Comme le froid menaçait et que le temps lui manquait pour replanter ses arbustes, il les transporta, pour les mettre à l’abri, dans une sorte de souterrain, autrefois entrée d’une des carrières qui abondaient sous cette partie du sol parisien. Les lilas y avaient été complètement oubliés quand, aux premiers jours du printemps, pénétrant par hasard dans l’ancienne carrière, il aperçut ses arbustes couverts de ravissantes inflorescences blanches au lieu des thyrses d’une coloration intense qu’ils avaient donné jusqu’alors.
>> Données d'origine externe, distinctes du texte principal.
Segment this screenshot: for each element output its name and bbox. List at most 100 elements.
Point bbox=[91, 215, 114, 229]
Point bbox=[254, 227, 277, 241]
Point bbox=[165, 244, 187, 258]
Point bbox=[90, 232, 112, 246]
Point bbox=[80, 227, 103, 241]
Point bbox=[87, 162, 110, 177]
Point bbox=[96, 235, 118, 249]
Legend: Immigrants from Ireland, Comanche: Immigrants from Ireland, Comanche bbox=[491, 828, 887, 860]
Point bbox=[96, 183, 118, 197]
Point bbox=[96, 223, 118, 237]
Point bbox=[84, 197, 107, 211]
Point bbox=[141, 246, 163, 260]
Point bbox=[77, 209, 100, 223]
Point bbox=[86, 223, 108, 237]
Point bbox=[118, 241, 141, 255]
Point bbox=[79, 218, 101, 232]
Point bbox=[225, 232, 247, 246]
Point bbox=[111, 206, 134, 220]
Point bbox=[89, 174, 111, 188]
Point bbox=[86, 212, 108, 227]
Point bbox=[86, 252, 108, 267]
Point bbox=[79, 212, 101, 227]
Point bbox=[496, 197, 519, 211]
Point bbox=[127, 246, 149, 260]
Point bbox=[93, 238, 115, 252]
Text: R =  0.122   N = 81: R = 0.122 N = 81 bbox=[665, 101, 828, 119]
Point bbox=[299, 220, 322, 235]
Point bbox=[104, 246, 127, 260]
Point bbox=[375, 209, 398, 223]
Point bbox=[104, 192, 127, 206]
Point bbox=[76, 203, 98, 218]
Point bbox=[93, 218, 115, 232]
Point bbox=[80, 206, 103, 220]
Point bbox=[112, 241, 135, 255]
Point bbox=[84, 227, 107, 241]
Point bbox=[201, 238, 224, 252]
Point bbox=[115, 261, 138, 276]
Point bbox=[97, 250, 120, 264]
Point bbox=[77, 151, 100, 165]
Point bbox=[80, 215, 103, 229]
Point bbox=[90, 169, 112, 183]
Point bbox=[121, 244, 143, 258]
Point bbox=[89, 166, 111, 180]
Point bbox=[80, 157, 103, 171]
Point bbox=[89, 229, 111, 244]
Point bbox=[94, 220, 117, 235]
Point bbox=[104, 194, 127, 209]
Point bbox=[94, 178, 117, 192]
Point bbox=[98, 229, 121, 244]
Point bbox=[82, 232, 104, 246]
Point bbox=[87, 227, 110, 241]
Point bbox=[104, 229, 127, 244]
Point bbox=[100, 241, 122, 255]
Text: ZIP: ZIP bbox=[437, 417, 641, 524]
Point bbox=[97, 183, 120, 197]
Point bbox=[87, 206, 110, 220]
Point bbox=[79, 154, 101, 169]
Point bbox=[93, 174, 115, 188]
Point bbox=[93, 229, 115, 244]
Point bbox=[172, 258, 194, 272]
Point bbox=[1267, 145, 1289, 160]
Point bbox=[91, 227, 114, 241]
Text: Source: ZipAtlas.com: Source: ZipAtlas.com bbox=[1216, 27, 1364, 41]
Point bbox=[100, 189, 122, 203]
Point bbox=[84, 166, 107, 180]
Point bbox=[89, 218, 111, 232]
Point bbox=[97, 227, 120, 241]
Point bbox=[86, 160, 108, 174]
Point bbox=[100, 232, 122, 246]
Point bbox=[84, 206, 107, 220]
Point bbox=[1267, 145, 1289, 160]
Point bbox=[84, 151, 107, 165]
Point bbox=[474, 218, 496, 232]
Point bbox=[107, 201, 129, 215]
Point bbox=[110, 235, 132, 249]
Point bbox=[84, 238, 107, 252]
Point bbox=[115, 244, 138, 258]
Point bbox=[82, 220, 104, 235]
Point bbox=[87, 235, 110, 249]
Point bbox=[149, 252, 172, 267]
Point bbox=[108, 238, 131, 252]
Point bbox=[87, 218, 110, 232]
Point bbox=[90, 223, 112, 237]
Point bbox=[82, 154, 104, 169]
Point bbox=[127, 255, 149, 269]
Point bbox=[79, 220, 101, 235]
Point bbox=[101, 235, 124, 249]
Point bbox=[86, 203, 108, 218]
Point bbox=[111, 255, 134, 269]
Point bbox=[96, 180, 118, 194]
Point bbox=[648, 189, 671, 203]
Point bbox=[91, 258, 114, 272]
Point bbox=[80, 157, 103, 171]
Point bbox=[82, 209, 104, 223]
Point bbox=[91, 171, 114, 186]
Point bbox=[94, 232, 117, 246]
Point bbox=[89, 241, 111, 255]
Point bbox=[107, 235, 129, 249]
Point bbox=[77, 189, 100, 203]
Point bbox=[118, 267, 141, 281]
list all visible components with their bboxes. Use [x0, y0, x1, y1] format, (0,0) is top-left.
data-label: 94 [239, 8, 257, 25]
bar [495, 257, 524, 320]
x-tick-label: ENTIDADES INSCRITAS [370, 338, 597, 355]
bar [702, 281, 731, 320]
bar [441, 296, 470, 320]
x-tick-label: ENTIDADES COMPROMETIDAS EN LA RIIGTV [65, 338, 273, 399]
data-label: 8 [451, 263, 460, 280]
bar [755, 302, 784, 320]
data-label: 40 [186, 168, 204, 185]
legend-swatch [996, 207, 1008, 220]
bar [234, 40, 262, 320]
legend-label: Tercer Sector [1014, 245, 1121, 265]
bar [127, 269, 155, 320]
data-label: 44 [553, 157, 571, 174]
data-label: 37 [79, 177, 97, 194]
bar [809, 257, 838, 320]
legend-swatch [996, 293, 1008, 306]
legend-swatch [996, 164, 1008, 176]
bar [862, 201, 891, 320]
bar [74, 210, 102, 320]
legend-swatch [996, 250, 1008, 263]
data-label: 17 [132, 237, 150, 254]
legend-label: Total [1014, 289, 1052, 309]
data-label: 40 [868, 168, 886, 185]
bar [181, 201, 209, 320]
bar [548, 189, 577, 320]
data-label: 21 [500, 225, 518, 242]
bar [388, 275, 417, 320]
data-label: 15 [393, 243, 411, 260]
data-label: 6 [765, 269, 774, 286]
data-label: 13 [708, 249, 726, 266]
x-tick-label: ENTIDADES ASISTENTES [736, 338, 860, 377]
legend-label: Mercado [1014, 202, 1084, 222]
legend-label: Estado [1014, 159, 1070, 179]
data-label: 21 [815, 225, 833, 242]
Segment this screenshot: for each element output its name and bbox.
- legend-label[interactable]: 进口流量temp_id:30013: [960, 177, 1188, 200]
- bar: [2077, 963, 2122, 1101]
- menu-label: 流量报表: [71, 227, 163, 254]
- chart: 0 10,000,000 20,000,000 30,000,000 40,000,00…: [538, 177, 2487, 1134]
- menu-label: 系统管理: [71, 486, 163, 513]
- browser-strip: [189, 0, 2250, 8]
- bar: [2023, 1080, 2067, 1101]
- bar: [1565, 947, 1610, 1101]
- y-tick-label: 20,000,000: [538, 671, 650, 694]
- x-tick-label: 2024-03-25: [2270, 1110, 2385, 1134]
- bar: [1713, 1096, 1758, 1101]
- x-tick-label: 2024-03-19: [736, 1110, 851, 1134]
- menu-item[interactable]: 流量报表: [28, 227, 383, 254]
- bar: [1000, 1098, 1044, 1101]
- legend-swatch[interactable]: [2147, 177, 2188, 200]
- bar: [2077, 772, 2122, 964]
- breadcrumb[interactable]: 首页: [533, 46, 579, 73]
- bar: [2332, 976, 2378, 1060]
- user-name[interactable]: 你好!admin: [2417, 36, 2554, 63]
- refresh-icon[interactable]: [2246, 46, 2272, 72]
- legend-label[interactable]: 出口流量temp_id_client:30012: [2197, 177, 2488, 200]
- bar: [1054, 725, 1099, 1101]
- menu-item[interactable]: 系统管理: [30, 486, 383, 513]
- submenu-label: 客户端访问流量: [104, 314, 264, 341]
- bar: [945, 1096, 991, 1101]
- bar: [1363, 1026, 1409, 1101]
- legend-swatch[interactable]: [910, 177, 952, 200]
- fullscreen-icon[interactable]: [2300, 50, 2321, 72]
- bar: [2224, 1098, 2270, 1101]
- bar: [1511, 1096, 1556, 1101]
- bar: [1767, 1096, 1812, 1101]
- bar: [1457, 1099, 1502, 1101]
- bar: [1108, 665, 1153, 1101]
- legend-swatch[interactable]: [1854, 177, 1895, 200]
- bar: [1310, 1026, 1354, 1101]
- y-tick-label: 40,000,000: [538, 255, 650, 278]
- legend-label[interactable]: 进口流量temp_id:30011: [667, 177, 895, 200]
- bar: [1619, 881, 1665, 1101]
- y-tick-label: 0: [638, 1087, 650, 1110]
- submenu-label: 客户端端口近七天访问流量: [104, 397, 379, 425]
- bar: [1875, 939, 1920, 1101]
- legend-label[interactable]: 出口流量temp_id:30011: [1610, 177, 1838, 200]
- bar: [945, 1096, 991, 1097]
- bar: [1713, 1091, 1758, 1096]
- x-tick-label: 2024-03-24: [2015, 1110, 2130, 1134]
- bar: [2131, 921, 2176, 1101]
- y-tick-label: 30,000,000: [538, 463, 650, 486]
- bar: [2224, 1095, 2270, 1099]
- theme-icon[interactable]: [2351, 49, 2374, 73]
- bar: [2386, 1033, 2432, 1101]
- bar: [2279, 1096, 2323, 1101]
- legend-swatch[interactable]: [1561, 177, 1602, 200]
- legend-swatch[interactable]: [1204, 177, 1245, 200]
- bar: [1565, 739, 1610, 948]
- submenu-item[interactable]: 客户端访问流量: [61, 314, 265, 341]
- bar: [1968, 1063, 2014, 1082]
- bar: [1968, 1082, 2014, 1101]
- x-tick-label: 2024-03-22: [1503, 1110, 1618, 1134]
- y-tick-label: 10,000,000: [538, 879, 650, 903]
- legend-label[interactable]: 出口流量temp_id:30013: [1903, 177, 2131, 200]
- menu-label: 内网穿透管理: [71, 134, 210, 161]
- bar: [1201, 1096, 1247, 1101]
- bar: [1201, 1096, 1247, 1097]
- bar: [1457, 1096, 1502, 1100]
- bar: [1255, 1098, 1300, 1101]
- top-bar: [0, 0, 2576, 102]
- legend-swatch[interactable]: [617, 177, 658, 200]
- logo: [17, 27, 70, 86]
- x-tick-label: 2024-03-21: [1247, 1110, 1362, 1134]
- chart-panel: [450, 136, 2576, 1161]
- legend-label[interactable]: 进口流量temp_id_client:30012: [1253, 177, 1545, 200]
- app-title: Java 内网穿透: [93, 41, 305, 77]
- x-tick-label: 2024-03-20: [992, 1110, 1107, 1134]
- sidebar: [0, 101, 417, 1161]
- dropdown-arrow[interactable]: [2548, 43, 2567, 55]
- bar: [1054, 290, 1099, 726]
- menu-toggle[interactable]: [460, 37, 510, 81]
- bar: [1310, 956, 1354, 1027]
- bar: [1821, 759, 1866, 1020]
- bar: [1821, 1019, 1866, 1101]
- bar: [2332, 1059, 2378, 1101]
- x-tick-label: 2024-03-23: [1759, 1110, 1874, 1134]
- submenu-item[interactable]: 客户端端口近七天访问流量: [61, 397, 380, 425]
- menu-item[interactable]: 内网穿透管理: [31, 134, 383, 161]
 Ce spectacle plongea notre jardinier dans une profonde méditation d’où sortit le projet de réaliser industriellement ce que le hasard lui avait révélé. De là à l’exécution il n’y eut qu’un pas. L’hiver suivant, le souterrain, bien clos, bien disposé, fut rempli d’arbustes qui donnèrent au cœur de l’hiver des rameaux fleuris dont l’intelligent jardinier tira un prix énorme. Une telle aubaine ne manqua point d’éveiller l’attention des voisins, qui eurent bientôt surpris le secret du procédé. En peu de temps, toutes les anciennes carrières de la région devinrent des fabriques de lilas blanc. Voilà pourquoi, durant de longues années, cette culture fut centralisée à Vaugirard.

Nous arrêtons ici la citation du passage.